Was die Gültigkeitsdauer des Aufenthaltsverbotes betreffe, so könne in Anbetracht des aufgezeigten Gesamt(fehl)verhaltens des Beschwerdeführers unter Bedachtnahme auf dessen private Situation und dessen (angebliches) jugendliches Alter ein Wegfall des für die Erlassung dieser Maßnahme maßgeblichen Grundes, nämlich der Gefährdung der öffentlichen Ordnung und Sicherheit durch seinen Aufenthalt im Bundesgebiet, nicht vor Verstreichen des nunmehr - in Abänderung der von der Erstbehörde bestimmten unbefristeten Dauer - festgesetzten Zeitraumes von zehn Jahren erwartet werden.
2. Gegen diesen Bescheid richtet sich die vorliegende, Rechtswidrigkeit seines Inhaltes und Rechtswidrigkeit infolge Verletzung von Verfahrensvorschriften geltend machende Beschwerde mit dem Begehren, ihn aufzuheben.
II.
Der Verwaltungsgerichtshof hat erwogen:
1. Auf dem Boden der insoweit unbestrittenen Feststellungen der belangten Behörde zu den beiden strafgerichtlichen Verurteilungen des Beschwerdeführers begegnet deren - unbekämpfte -
Auffassung, dass der Tatbestand des § 36 Abs. 2 Z. 1 FrG verwirklicht sei, keinen Bedenken.
2. Diesen Feststellungen zufolge liegt den genannten Verurteilungen zu Grunde, dass der Beschwerdeführer im Zeitraum von ca. zwei Monaten bis 16. August 2002 zumindest 18 Gramm Heroin und Kokain mit nicht mehr feststellbarem Reinheitsgehalt in mehrfachen Angriffen an zwei Suchtgiftabnehmer verkauft hat, wobei er in der Absicht, sich dadurch eine fortlaufende Einnahme zu verschaffen, somit gewerbsmäßig (vgl. § 70 StGB), gehandelt hat. Zudem hat er im selben Zeitraum Cannabis, Heroin und Kokain zum Zweck des Eigenkonsums erworben und besessen. Weiters verkaufte er auch zuvor seit Frühjahr 2002 und, nach dem 16. August 2002, von Mitte September 2002 bis 1. Jänner 2003 in zahlreichen Angriffen in Wien und Niederösterreich insgesamt ca. 89 Gramm Heroin und Kokain an fünf Suchtgiftabnehmer, wobei er gewerbsmäßig handelte.

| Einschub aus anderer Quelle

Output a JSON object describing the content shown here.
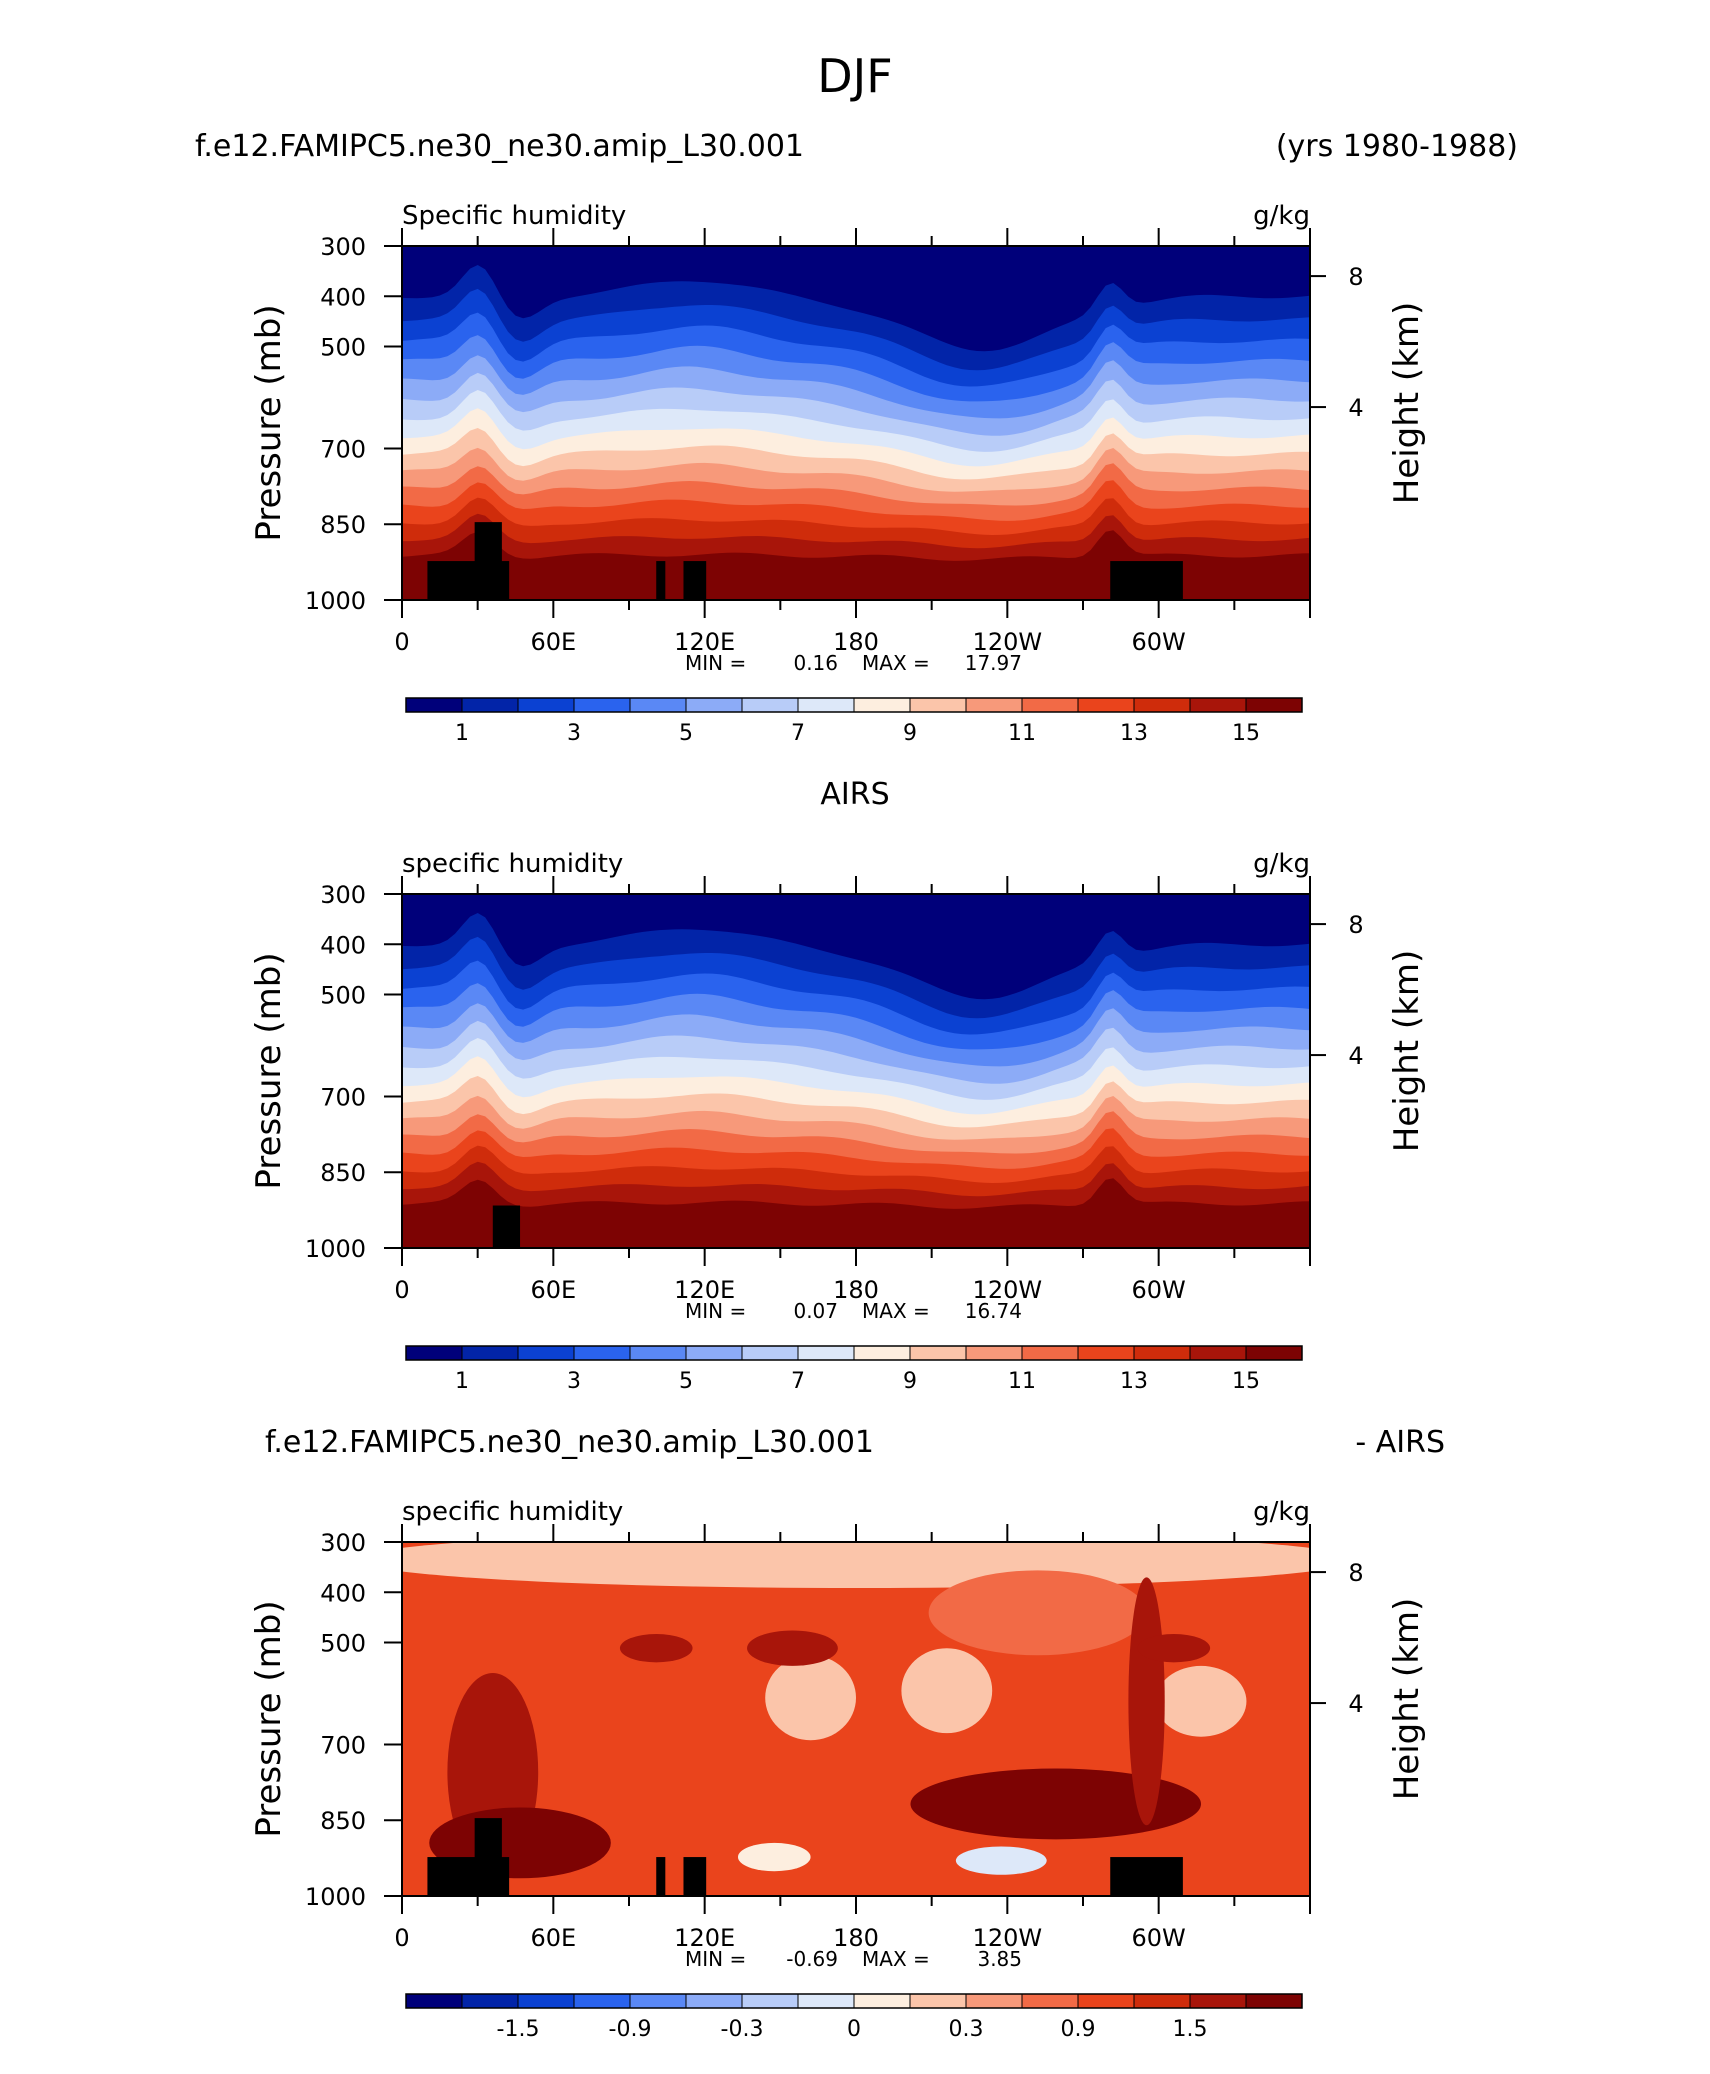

Er setzte somit sein strafbares Verhalten bereits wenige Tage nach seiner ersten Verurteilung am 11. September 2002 fort, obwohl über ihn eine (bedingte) Freiheitsstrafe von sechs Monaten verhängt worden war. In Anbetracht dieses Gesamtfehlverhaltens, vor allem des raschen Rückfalls des Beschwerdeführers und der Gewerbsmäßigkeit seines Handelns, begegnet die Auffassung der belangten Behörde, dass die in § 36 Abs. 1 FrG umschriebene Annahme gerechtfertigt sei, keinem Einwand.

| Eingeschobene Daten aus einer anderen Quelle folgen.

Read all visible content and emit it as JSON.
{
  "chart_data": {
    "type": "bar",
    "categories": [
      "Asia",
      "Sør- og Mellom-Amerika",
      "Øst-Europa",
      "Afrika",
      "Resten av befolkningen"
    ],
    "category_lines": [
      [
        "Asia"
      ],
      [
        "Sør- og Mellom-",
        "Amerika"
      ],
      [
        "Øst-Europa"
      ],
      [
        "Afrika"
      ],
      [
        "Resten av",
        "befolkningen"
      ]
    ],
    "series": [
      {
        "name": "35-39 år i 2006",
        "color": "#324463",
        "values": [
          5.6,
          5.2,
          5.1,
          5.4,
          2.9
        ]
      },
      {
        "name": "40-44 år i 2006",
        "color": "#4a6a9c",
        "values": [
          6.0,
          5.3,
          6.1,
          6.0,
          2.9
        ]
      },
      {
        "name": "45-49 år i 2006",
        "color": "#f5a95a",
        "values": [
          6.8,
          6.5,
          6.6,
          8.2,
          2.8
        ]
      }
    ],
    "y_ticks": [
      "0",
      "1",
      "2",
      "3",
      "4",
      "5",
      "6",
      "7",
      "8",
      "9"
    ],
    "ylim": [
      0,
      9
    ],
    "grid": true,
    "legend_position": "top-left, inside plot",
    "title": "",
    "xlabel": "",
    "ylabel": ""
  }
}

Entgegen der von der Beschwerde vertretenen Ansicht, die vorbringt, dass der Beschwerdeführer am 27. Mai 2003 aus der Strafhaft vorzeitig entlassen worden sei und daher die von der belangten Behörde getroffene Annahme der Dauer seines Wohlverhaltens von "nicht einmal zwei Jahren" (bis zur Erlassung des angefochtenen Bescheides) unrichtig sei, ist auch ein Zeitraum von rund zwei Jahren und zwei Monaten des von ihm behaupteten Wohlverhaltens in Anbetracht seines wiederholten gewerbsmäßigen Fehlverhaltens zu kurz, um von einem Wegfall oder einer doch entscheidungserheblichen Minderung der von ihm ausgehenden Gefahr für die öffentliche Sicherheit ausgehen zu können. Gerade die schnelle Rückfälligkeit des Beschwerdeführers im Jahr 2002 hat bestätigt, dass - wie der Verwaltungsgerichtshof bereits wiederholt ausgeführt hat (vgl. etwa das hg. Erkenntnis vom 3. November 2004, Zl. 2004/18/0310, mwN) - die Wiederholungsgefahr bei der Suchtgiftkriminalität besonders groß ist. Dass der Beschwerdeführer diese wiederholten Straftaten jeweils als Jugendlicher verübt hat, ändert nichts an der oben angeführten, ihn betreffenden Gefährdungsprognose. Auch ist nicht zu erkennen, inwieweit es in Anbetracht des von der Beschwerde vorgebrachten Umstandes, dass er vom Don Bosco-Flüchtlingswerk betreut werde und die Wochenenden bei der Familie St. verbringe, als unwahrscheinlich angesehen werden müsse, dass er neuerlich straffällig werde, zumal selbst eine Verurteilung zu einer Freiheitsstrafe von mehreren Monaten ihn nicht davon abhalten konnte, binnen weniger Tage danach in einschlägiger Weise Straftaten zu verüben.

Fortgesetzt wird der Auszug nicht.